Shane Hathaway wrote:
Hans Fugal wrote:
Interesting. Yes and no. I have two boxes handy, one is an ubuntu 7.10 box with ncurses 5.6 and the other is a debian box with 5.5. The same behavior on both, but really it makes since since TERM is set to xterm or rxvt which do support bce, so naturally ncurses will use it instead of drawing spaces or whatever workaround it would implement for a terminfo that doesn't support bce. So I still need to find a magic TERM setting for OS X, but it's sounding like maybe there is one to find.

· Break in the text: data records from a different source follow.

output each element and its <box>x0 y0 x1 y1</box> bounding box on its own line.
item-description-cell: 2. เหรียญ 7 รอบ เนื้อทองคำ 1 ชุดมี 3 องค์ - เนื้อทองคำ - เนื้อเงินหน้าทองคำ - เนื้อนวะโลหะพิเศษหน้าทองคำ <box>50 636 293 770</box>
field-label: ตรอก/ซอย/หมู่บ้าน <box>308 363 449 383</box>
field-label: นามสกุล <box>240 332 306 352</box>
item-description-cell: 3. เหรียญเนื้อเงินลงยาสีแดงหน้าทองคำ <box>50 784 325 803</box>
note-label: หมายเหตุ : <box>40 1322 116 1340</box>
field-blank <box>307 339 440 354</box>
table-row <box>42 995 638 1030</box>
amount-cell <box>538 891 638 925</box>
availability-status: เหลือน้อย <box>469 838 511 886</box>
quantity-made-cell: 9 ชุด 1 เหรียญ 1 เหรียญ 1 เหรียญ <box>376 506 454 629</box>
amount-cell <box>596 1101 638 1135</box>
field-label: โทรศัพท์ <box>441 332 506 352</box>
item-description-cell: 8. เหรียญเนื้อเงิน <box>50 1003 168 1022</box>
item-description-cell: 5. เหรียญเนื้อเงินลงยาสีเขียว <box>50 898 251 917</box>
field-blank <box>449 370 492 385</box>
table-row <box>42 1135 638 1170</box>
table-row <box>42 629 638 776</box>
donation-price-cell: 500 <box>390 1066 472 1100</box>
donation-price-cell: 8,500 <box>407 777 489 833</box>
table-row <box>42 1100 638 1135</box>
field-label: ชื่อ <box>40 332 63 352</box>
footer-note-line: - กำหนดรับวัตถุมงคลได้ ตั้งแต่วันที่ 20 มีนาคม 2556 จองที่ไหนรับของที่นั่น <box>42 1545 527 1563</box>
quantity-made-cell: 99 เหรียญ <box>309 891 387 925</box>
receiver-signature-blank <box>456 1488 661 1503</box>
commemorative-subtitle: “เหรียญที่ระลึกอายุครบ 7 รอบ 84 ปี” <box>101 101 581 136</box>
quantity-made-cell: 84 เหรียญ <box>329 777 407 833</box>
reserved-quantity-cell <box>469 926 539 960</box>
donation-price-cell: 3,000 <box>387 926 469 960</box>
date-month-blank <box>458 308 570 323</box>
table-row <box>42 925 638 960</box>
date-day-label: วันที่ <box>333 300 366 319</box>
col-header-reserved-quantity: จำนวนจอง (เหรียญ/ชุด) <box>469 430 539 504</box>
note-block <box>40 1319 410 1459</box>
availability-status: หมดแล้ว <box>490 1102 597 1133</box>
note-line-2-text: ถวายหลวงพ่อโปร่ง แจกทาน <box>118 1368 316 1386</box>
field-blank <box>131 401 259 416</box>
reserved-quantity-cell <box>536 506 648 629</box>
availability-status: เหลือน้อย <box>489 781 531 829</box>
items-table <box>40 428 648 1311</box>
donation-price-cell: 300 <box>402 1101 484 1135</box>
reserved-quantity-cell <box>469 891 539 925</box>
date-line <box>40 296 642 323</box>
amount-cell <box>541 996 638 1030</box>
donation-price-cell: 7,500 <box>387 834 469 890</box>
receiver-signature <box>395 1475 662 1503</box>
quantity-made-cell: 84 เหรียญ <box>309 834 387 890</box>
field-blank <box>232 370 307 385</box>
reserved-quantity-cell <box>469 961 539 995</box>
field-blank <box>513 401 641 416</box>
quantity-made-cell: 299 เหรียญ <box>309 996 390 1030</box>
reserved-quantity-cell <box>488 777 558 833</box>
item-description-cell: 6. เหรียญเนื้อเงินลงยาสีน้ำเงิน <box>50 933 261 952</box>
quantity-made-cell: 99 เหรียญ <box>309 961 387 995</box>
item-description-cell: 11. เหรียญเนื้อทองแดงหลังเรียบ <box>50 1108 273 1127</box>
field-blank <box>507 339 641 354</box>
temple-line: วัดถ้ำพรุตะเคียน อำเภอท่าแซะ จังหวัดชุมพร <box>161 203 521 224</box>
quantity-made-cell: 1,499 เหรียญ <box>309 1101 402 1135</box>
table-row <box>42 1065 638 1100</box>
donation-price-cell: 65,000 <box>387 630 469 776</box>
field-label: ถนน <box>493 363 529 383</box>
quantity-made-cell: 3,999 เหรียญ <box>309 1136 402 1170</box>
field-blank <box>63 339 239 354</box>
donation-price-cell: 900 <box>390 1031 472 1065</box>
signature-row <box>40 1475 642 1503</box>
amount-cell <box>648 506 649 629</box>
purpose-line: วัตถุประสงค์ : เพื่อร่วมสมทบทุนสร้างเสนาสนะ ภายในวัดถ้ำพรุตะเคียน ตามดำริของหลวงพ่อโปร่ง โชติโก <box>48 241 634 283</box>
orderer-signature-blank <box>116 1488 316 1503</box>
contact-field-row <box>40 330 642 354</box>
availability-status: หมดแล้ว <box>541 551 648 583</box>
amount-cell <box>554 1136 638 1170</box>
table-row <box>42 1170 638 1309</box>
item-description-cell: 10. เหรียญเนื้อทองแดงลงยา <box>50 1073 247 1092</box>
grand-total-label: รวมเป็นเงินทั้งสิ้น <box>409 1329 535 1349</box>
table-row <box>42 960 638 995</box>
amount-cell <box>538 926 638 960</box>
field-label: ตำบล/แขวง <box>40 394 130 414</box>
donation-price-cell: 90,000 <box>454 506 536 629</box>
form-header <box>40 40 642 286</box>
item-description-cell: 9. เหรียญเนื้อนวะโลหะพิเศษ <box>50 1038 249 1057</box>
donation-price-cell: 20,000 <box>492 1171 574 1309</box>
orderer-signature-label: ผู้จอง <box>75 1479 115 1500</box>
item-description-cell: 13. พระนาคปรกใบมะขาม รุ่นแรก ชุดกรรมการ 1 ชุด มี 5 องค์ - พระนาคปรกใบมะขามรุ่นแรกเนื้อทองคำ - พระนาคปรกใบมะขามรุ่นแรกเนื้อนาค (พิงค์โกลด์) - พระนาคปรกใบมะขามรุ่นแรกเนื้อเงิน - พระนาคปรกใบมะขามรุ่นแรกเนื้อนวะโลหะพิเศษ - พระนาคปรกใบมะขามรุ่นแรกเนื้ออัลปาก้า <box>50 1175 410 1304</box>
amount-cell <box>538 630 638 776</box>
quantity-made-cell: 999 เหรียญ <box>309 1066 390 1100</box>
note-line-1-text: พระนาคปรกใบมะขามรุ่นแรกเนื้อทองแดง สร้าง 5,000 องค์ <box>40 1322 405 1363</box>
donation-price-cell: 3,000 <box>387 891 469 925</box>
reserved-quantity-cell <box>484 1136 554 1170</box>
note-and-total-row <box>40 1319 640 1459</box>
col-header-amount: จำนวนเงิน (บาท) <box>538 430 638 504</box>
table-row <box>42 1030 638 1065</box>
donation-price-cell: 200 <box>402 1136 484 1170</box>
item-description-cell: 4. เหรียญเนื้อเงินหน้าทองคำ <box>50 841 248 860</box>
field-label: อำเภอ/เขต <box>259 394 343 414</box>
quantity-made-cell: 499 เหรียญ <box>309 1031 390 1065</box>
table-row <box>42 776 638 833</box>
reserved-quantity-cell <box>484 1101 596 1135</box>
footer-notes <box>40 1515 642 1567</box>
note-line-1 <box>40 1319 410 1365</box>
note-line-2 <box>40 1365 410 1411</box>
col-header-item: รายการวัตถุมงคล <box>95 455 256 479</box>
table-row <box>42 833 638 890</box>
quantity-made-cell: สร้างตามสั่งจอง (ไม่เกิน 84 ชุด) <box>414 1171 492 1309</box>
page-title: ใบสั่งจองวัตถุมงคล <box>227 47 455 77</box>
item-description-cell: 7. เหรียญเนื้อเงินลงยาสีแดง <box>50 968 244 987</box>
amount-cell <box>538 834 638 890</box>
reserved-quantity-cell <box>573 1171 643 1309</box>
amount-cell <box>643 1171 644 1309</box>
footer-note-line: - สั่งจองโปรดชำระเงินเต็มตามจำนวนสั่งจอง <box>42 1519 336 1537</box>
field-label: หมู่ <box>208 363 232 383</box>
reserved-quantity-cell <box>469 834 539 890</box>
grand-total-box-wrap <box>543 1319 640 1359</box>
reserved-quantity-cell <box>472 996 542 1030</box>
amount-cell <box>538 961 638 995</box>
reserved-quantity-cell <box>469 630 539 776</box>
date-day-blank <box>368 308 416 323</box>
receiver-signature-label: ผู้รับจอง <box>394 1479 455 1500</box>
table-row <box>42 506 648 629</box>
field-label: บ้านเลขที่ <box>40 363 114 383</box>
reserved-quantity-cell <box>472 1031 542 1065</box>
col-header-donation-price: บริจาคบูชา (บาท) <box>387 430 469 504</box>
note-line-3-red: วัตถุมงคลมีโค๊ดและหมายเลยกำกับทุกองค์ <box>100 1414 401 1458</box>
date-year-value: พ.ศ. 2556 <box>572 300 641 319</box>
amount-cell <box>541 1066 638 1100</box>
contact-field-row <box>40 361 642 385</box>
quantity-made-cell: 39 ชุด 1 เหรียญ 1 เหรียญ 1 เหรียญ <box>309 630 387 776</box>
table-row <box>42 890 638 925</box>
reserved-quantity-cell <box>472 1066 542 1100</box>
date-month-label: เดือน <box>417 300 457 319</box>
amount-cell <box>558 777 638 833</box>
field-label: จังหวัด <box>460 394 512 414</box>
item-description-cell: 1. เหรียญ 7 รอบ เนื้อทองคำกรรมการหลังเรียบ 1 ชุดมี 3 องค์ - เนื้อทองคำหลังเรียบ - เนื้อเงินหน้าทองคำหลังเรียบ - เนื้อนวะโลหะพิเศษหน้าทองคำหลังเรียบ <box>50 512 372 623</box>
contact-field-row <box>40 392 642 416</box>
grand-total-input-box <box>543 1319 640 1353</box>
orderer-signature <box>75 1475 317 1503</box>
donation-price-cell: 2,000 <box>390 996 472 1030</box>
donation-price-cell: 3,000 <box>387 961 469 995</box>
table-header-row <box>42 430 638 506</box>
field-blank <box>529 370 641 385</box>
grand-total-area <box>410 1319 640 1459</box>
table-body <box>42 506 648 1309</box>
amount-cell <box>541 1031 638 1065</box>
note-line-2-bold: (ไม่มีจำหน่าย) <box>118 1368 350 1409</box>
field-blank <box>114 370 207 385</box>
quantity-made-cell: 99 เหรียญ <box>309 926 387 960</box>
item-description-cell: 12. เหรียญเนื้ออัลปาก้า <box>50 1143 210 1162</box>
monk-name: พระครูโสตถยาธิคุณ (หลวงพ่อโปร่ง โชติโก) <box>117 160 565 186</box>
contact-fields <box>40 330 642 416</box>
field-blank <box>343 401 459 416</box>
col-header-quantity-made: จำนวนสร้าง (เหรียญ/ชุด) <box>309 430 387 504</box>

Fiddling around, I found the "tack" tool, which apparently lets you interactively edit (for some definition of interactive) a terminfo file. I *think* I managed to create a variant of xterm with bce disabled, but I don't have OS X available to test the result.

While in my home directory, with TERM=xterm in my environment, I started tack and pushed:

  n e e bce<Enter> w q q q y

This created an ASCII file called "xterm". Then I typed "tic xterm", which created ~/.terminfo/x/xterm. I assume ncurses prefers the terminfo in my home directory.

This is the first time I've seen this stuff. It's weird but efficient; I suppose that in theory I can solve all sorts of terminal compatibility bugs quickly this way. However, there's no way I'm going to remember much of it unless I write it down. Hence this email. :-)



Neat. Thanks for sharing. In the meantime I've been trying the other terminals with strange names, and I've found that TERM=dtterm actually works quite well. Aptitude, mutt, and screen are all happy.

--
Hans Fugal ; http://hans.fugal.net

There's nothing remarkable about it. All one has to do is hit the
right keys at the right time and the instrument plays itself.